I was translating an article on water purification when my world was capped. The effects of this action reached us in hours. I remember there was an earthquake and this in itself was unusual since the area where the main city was situated was seismically stable. People ran into the streets in surprise. Shortly after the earthquake there was a power failure and the chattering machines I was controlling became dead. Intrigued to know what all the fuss was about and lacking instructions to the contrary,
I floated out of the office building where the central translation agency was housed. We were located high on the wooded hills above the main city. I looked down over the hills and could see the neat rows of blue and white houses and the red barracks and the airport and the long piers which stretched out into the bay. Our city was on the coast and occupied the flat land close to a shallow bay which faced out to a reef beyond which was the largest sea on the planet.
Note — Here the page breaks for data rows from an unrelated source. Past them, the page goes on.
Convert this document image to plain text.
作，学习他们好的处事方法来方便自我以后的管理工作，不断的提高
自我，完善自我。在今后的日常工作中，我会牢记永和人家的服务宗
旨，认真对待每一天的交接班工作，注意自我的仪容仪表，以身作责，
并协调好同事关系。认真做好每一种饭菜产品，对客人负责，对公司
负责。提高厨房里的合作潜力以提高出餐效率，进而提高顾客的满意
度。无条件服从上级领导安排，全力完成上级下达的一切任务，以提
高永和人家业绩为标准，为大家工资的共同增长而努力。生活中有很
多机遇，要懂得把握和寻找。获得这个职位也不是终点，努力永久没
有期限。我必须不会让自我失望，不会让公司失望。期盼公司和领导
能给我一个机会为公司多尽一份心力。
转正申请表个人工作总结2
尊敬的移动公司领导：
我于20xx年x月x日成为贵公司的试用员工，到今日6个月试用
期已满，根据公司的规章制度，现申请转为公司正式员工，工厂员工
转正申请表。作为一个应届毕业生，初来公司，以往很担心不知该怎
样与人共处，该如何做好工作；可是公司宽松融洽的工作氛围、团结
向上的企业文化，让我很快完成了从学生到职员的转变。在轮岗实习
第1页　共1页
It extended seven thousand miles down to the southern ice cap. The season was early summer and the trees which grew beside the pale blue sea were all in flower: pink and yellow and red. A light breeze was blowing from the west carrying the smell of blossom.
People stood still in groups and pointed out to sea. The sky was turning black. There came a roaring and I saw the water sucked away from the shore exposing the fringe of dark seaweed and the rocky sea bed and the reef. It was as though our bay were a basin that had been suddenly tipped.